(1.) THIS case was referred to this Bench by my brother Soni for a consideration of the point whether a revision petition is competent in the circumstances.
(2.) THE facts briefly are that on 9-3-1951, a Police party patrolling the area near the Indian border in Amritsar District took into possession a quantity of 'tilla' (gold lace) and four horses from a deserted place near a house. The Police party suspected that the gold lace had been collected at this place with the object of its. being smuggled out to Pakistan and the horses were intended for the persons who were to smuggle the gold lace to Pakistan. Nobody at the moment claimed the horses or the gold lace and they were kept by the Police as unclaimed property. On the 15th of march four persons, who are the petitioners before us, made five different applications to a magistrate at Amritsar claiming that the gold lace and the horses belonged to them and praying for the restoration of these things. The Magistrate called for a report from the Police and took evidence in support of the claim made by the petitioners. The Police were also allowed to produce witnesses.

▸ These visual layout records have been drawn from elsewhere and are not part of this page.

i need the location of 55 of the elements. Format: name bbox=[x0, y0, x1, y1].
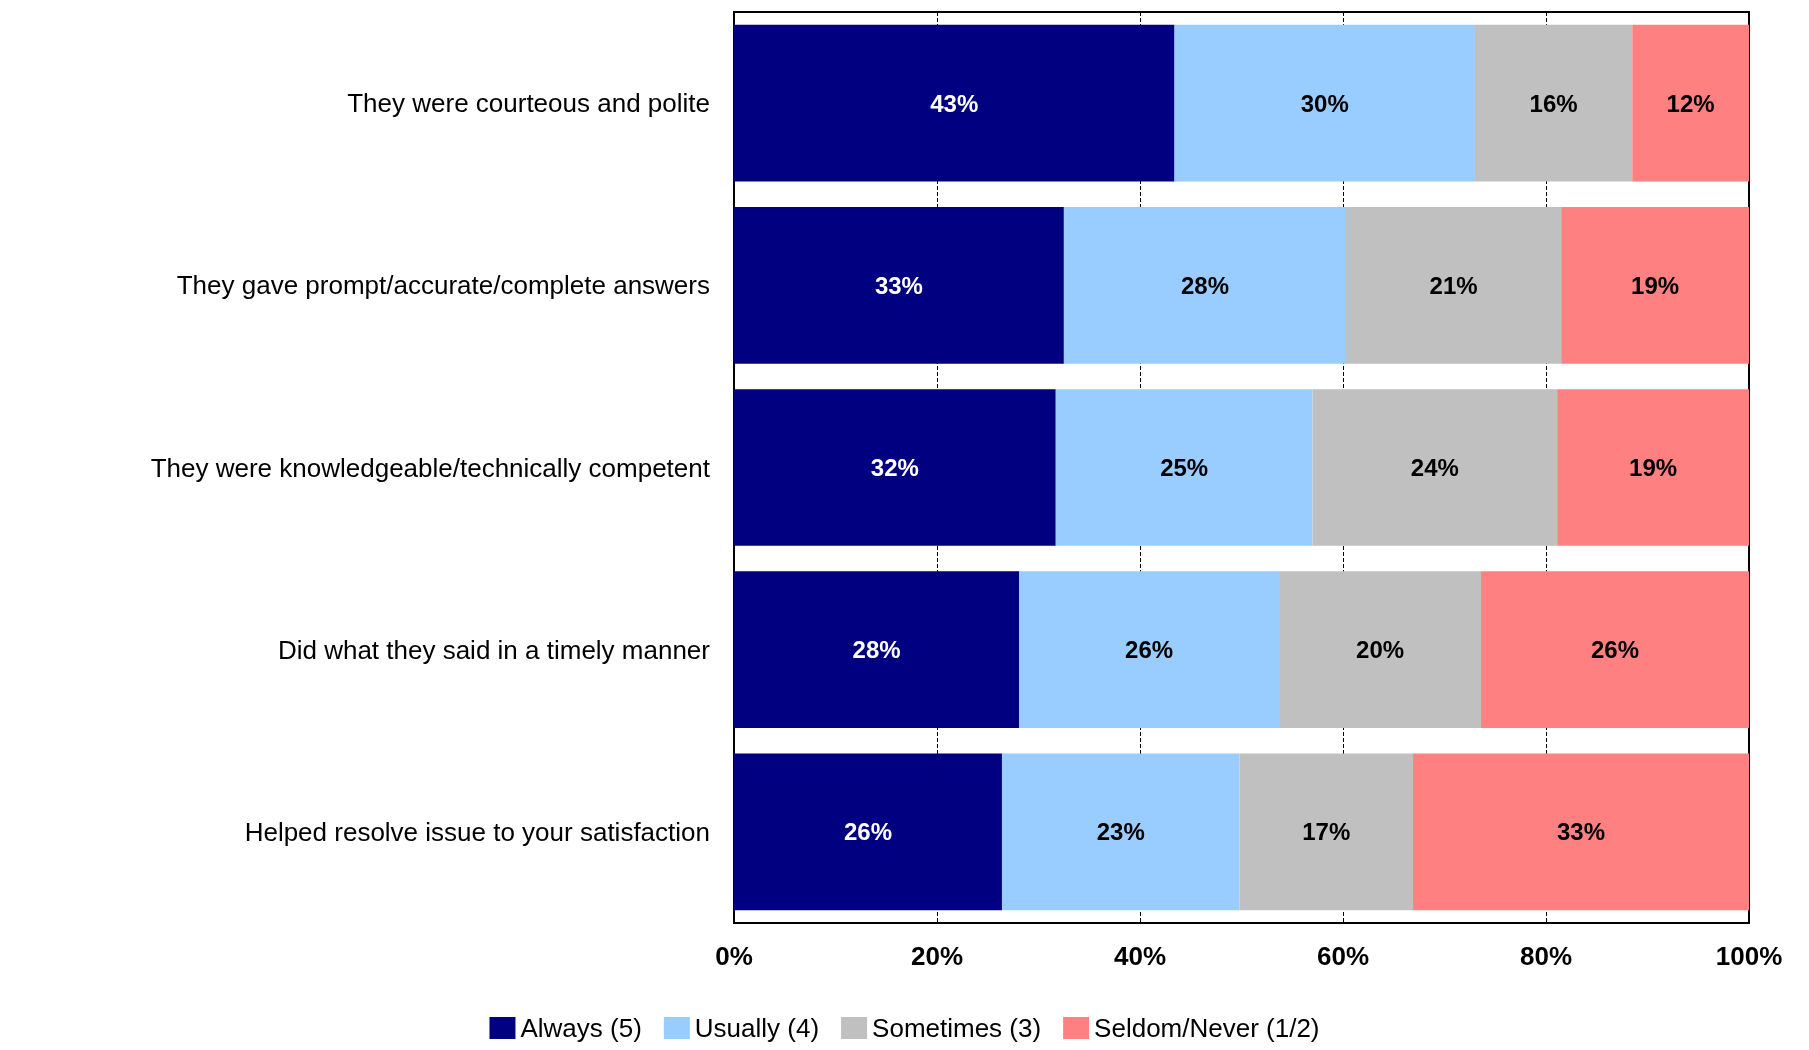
bar bbox=[1312, 389, 1558, 546]
bar bbox=[734, 571, 1020, 729]
bar bbox=[1055, 389, 1313, 546]
y-tick-label: Helped resolve issue to your satisfaction bbox=[244, 816, 710, 847]
data-label: 33% bbox=[874, 271, 923, 299]
data-label: 17% bbox=[1302, 818, 1351, 846]
data-label: 28% bbox=[852, 636, 901, 664]
data-label: 30% bbox=[1300, 89, 1349, 117]
data-label: 20% bbox=[1356, 636, 1405, 664]
x-tick-label: 0% bbox=[715, 941, 753, 971]
data-label: 24% bbox=[1410, 454, 1459, 481]
x-tick-label: 60% bbox=[1316, 941, 1370, 971]
bar bbox=[1561, 206, 1749, 364]
data-label: 16% bbox=[1529, 89, 1578, 117]
data-label: 26% bbox=[843, 818, 892, 846]
y-tick-label: They gave prompt/accurate/complete answers bbox=[176, 270, 710, 301]
legend-label: Always (5) bbox=[520, 1013, 642, 1043]
x-tick-label: 40% bbox=[1113, 941, 1167, 971]
x-tick-label: 80% bbox=[1519, 941, 1573, 971]
bar bbox=[1557, 389, 1749, 546]
y-tick-label: Did what they said in a timely manner bbox=[277, 634, 711, 665]
bar bbox=[734, 389, 1056, 546]
bar bbox=[1174, 24, 1475, 182]
bar bbox=[1346, 206, 1562, 364]
y-tick-label: They were courteous and polite bbox=[347, 88, 710, 119]
bar bbox=[1001, 753, 1240, 911]
bar bbox=[1632, 24, 1749, 182]
x-tick-label: 20% bbox=[910, 941, 964, 971]
bar bbox=[1239, 753, 1414, 911]
bar bbox=[1019, 571, 1280, 729]
data-label: 12% bbox=[1666, 89, 1715, 117]
legend-label: Seldom/Never (1/2) bbox=[1094, 1013, 1320, 1043]
data-label: 32% bbox=[870, 454, 919, 481]
data-label: 26% bbox=[1591, 636, 1640, 664]
legend-label: Sometimes (3) bbox=[872, 1013, 1042, 1043]
bar bbox=[734, 24, 1175, 182]
bar bbox=[734, 753, 1002, 911]
data-label: 43% bbox=[930, 89, 979, 117]
data-label: 26% bbox=[1125, 636, 1174, 664]
bar bbox=[734, 206, 1064, 364]
data-label: 21% bbox=[1429, 271, 1478, 299]
bar bbox=[1481, 571, 1749, 729]
x-tick-label: 100% bbox=[1715, 941, 1783, 971]
bar bbox=[1413, 753, 1749, 911]
data-label: 25% bbox=[1160, 454, 1209, 481]
data-label: 23% bbox=[1096, 818, 1145, 846]
data-label: 19% bbox=[1629, 454, 1678, 481]
data-label: 19% bbox=[1631, 271, 1680, 299]
bar bbox=[1279, 571, 1482, 729]
data-label: 33% bbox=[1556, 818, 1606, 846]
data-label: 28% bbox=[1180, 271, 1229, 299]
legend-label: Usually (4) bbox=[694, 1013, 820, 1043]
bar bbox=[1474, 24, 1633, 182]
bar bbox=[1063, 206, 1347, 364]
y-tick-label: They were knowledgeable/technically competent bbox=[150, 452, 711, 483]
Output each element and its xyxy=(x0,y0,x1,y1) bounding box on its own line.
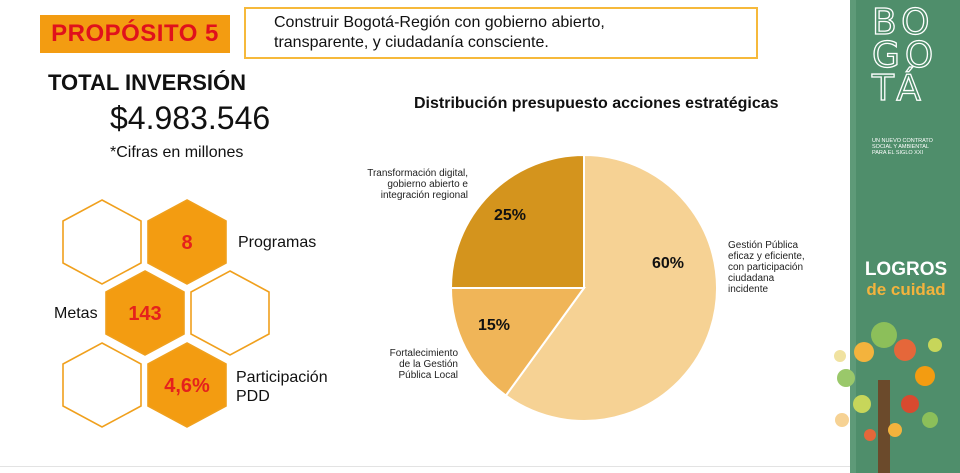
purpose-text-line2: transparente, y ciudadanía consciente. xyxy=(274,34,549,51)
programs-value: 8 xyxy=(181,232,192,254)
logo-line-2: GO xyxy=(871,35,939,76)
goals-value: 143 xyxy=(128,303,161,325)
sidebar-panel-inner xyxy=(856,0,960,473)
tree-icon xyxy=(834,322,942,473)
hex-empty-mid-right xyxy=(190,270,270,356)
hex-programs xyxy=(147,199,227,285)
hex-empty-bottom-left xyxy=(62,342,142,428)
pie-slice-3 xyxy=(449,153,585,289)
pie-data-label-2: 15% xyxy=(478,317,510,334)
logo-tagline-3: PARA EL SIGLO XXI xyxy=(872,150,924,156)
pie-category-label-2: Fortalecimiento de la Gestión Pública Loca… xyxy=(390,348,459,381)
participation-label-line2: PDD xyxy=(236,388,270,405)
hex-participation xyxy=(147,342,227,428)
purpose-description-box: Construir Bogotá-Región con gobierno abi… xyxy=(244,7,758,59)
total-investment-value: $4.983.546 xyxy=(110,100,271,136)
programs-label: Programas xyxy=(238,234,317,251)
hex-empty-top-left xyxy=(62,199,142,285)
participation-value: 4,6% xyxy=(164,375,210,397)
logo-line-3: TÁ xyxy=(871,68,926,109)
pie-slice-1 xyxy=(504,153,718,422)
pie-data-label-1: 60% xyxy=(652,255,684,272)
logros-line2: de cuidad xyxy=(866,280,946,299)
logo-tagline-1: UN NUEVO CONTRATO xyxy=(872,138,933,144)
logo-line-1: BO xyxy=(871,2,935,43)
purpose-number-badge: PROPÓSITO 5 xyxy=(40,15,230,53)
purpose-text-line1: Construir Bogotá-Región con gobierno abi… xyxy=(274,14,605,31)
logros-title: LOGROS de cuidad xyxy=(852,260,960,300)
logo-tagline: UN NUEVO CONTRATO SOCIAL Y AMBIENTAL PAR… xyxy=(872,138,952,156)
pie-data-label-3: 25% xyxy=(494,207,526,224)
pie-slice-2 xyxy=(449,287,586,397)
logo-tagline-2: SOCIAL Y AMBIENTAL xyxy=(872,144,929,150)
participation-label-line1: Participación xyxy=(236,369,328,386)
footer-divider xyxy=(0,466,850,467)
hex-goals xyxy=(105,270,185,356)
pie-category-label-3: Transformación digital, gobierno abierto … xyxy=(367,168,468,201)
total-investment-title: TOTAL INVERSIÓN xyxy=(48,70,247,95)
figures-note: *Cifras en millones xyxy=(110,144,244,161)
participation-label: Participación PDD xyxy=(236,368,328,406)
bogota-logo: BO GO TÁ xyxy=(871,2,952,109)
chart-title: Distribución presupuesto acciones estrat… xyxy=(414,95,779,112)
logros-line1: LOGROS xyxy=(864,259,948,280)
pie-category-label-1: Gestión Pública eficaz y eficiente, con pa… xyxy=(728,240,805,295)
goals-label: Metas xyxy=(54,305,98,322)
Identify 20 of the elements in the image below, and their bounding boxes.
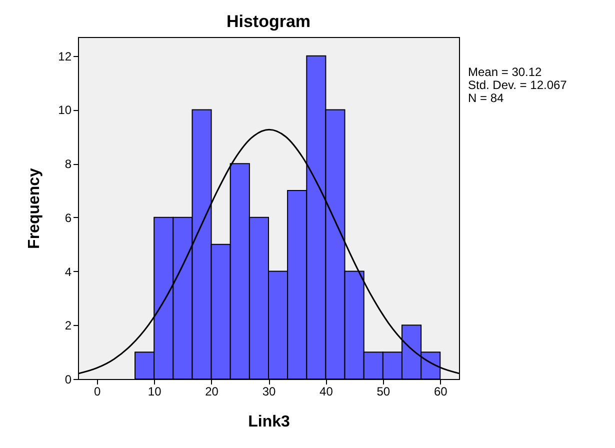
text: N = 84 — [468, 91, 505, 105]
x-axis-title: Link3 — [248, 414, 290, 430]
y-tick-label: 12 — [58, 49, 72, 64]
y-tick-label: 4 — [64, 264, 72, 279]
x-tick-label: 0 — [94, 384, 102, 398]
x-tick-label: 30 — [262, 384, 276, 398]
y-axis-title: Frequency — [26, 168, 44, 249]
x-tick-label: 60 — [434, 384, 448, 398]
y-tick-label: 6 — [64, 210, 72, 225]
y-tick-label: 2 — [64, 318, 72, 333]
x-tick-label: 40 — [320, 384, 334, 398]
x-tick-label: 20 — [205, 384, 219, 398]
y-tick-label: 8 — [64, 157, 72, 172]
chart-title: Histogram — [226, 12, 311, 31]
text: Mean = 30.12 — [468, 65, 543, 79]
x-tick-label: 50 — [376, 384, 390, 398]
y-tick-label: 0 — [64, 372, 72, 386]
y-tick-label: 10 — [58, 103, 72, 118]
text: Std. Dev. = 12.067 — [468, 78, 567, 92]
x-tick-label: 10 — [148, 384, 162, 398]
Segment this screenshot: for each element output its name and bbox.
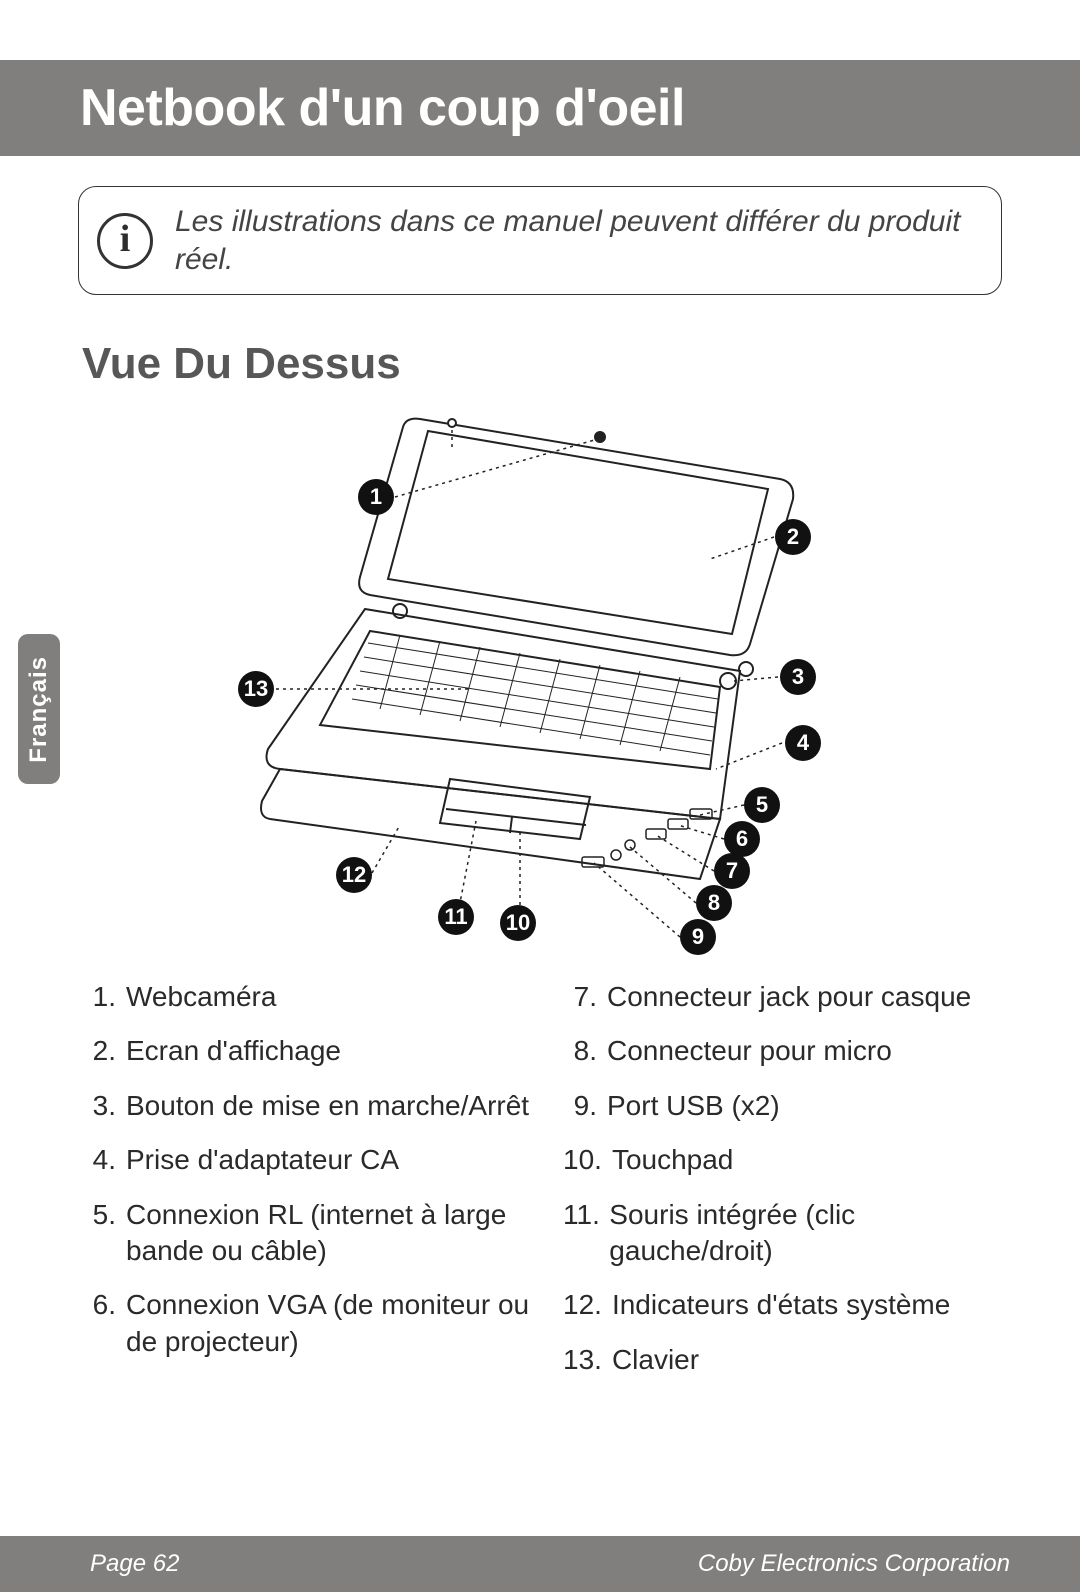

After considering the evidence produced by both parties the Magistrate came to the conclusion that the claim of the petitioners had not been substantiated. He, therefore, ordered that the horses and the gold lace should be forfeited to Government. The concluding portion of his order reads as follows : "therefore, the property in question is unclaimed and must be forfeited to the Government. Accordingly it is ordered that the four horses and the 'tilla' in question are forfeited and shall be auctioned in due course and the amount to be deposited in the Government Treasury. But the forfeited articles, i. e. the horses and 'tilla', are to remain as they are till the time for appeal against this order has expired. " no appeal was preferred against this order by the petitioners who were obviously the aggrieved parties, but a revision petition was presented directly to this Court, and the question at once arose whether in view of the wording of Section 524, Criminal P. C. , which provides for an appeal, a revision petition lies directly to this Court.
(3.) MR. Grover, who appeared on behalf of the petitioners, contended that the order of the trial magistrate was not an order under Section 524, Criminal P. C. , but an order under Section 523, and as orders under Section 523 were not appealable, the only way in which their correctness could be challenged was by way of revision. Another argument raised by him was that the magistrate had been guilty of a material irregularity of procedure and that, therefore, even though an appeal lay against the final order a revision petition was competent in order to set right the procedural irregularity.